Éditeur : Faralonn
Date de sortie : 15 septembre 2019
Genre : high fantasy

Synopsis

Les royaumes de Yule sont au bord du désastre. Un mystérieux ennemi aux cheveux d’argent a envahi la cité de Théor, l’une des plus puissantes places fortes de l’Est. La famille royale a disparu hormis une princesse, exilée dans le nord. Du haut de son imposante forteresse, elle assiste impuissante à la dévastation du pays qui l’a vu grandir.

Loin de là, cachés au coeur de la forêt de Hen, deux êtres doués d’une force Surnaturelle surveillent l’avancée de l’ennemi. Mais, le jour où un ancien général rescapé de la cité envahie se présente à leur porte, ils ne peuvent refuser de l’aider. Le temps d’agir est venu…

Critique

Une question de principe

Lorsque l’auteure m’a proposé son roman en service de presse, j’ai aussitôt été attirée par sa sublime couverture. À l’inverse, le synopsis m’effrayait un peu, car je craignais que l’histoire ne soit trop classique pour moi.

Pourtant, j’ai accepté la proposition d’Hélène Besse, que je remercie pour l’envoi. Pour quelles raisons ? Eh bien, comme je l’ai déjà dit, il me paraît primordial d’offrir une chance à des auteurs moins connus. Alors, même si j’avais raison – bien que bon, ce premier volet s’est révélé très classique -, je ne regrette pas !

La high fantasy à l’honneur

Comme dans Le Seigneur des Anneaux, Hélène Besse est adepte des descriptions. Néanmoins, celles-ci ne sont ni trop lourdes, ni trop longues. Elles sont même plutôt utiles, afin de nous transporter dans son univers médiéval. Attention, cependant : il n’est pas toujours facile de savoir quel personnage est désigné dans certains passages. Peut-être le texte manque-t-il de transitions sur ce point.

En outre, comme vous pouvez vous en douter, les notions de Bien et de Mal sont présentes. Et selon moi, le côté sadique de l’antagoniste est bien trop accentué ; aucun détail des sévices infligés aux victimes ne nous est épargné. Quant aux partisans du Bien, on n’en sait pas grand-chose à ce stade. En fait…

…on ne sait rien du tout, ou presque !

C’est probablement le plus grand reproche que je pourrais formuler à l’encontre de ce premier tome ; il est introductif. Avec 264 pages, il est clair que l’auteure ne pouvait développer plus avant son scénario, mais quelques chapitres supplémentaires n’auraient pas été de trop. Le récit se résume, pour l’instant, à une fuite vers l’avant entrecoupée de sauvetages in extremis et d’alliances politiques. Or, c’est un peu maigre pour donner envie au lecteur de poursuivre. Toutefois, je suis sûre que la suite dévoilera le potentiel de la saga.

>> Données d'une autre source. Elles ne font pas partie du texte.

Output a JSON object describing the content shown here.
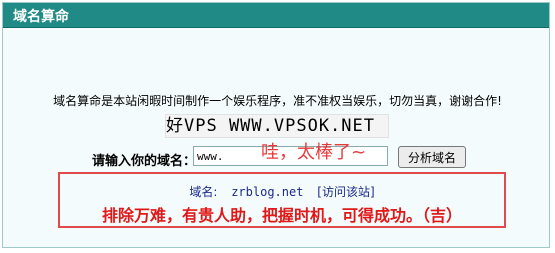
{
  "header": {
    "title": "域名算命"
  },
  "intro": {
    "text": "域名算命是本站闲暇时间制作一个娱乐程序，准不准权当娱乐，切勿当真，谢谢合作!"
  },
  "captcha": {
    "text": "好VPS WWW.VPSOK.NET"
  },
  "form": {
    "label": "请输入你的域名：",
    "input_value": "www.",
    "overlay_note": "哇，太棒了~",
    "button_label": "分析域名"
  },
  "result": {
    "domain_label": "域名:",
    "domain_value": "zrblog.net",
    "visit_link": "[访问该站]",
    "fortune": "排除万难，有贵人助，把握时机，可得成功。（吉）"
  },
  "colors": {
    "header_bg": "#1f8a86",
    "highlight_red": "#e01818",
    "link_blue": "#1b2a8a"
  }
}
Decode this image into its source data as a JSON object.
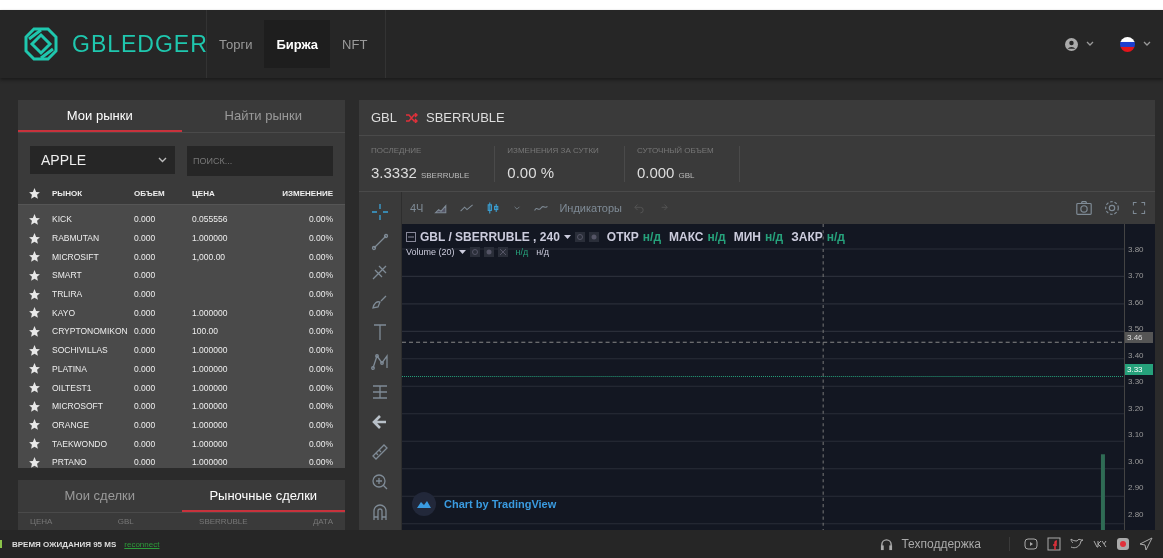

Un roman choral, bien sûr !

Comme je l’ai déjà souligné, les codes de la high fantasy sont respectés dans Les enfants de Yule. Et que serait un livre de high fantasy sans des héros aux pouvoirs mystérieux ? Pas grand-chose ! Mais ces héros sont-ils prêts à éradiquer la menace ? Rien n’est moins sûr.

Naturellement, ces héros ne sortent pas des sentiers battus, raison pour laquelle je ne me suis pas vraiment attachée à eux. En vérité, ce sont plutôt leurs pouvoirs qui m’ont interpellée ; j’aimerais beaucoup découvrir leurs origines.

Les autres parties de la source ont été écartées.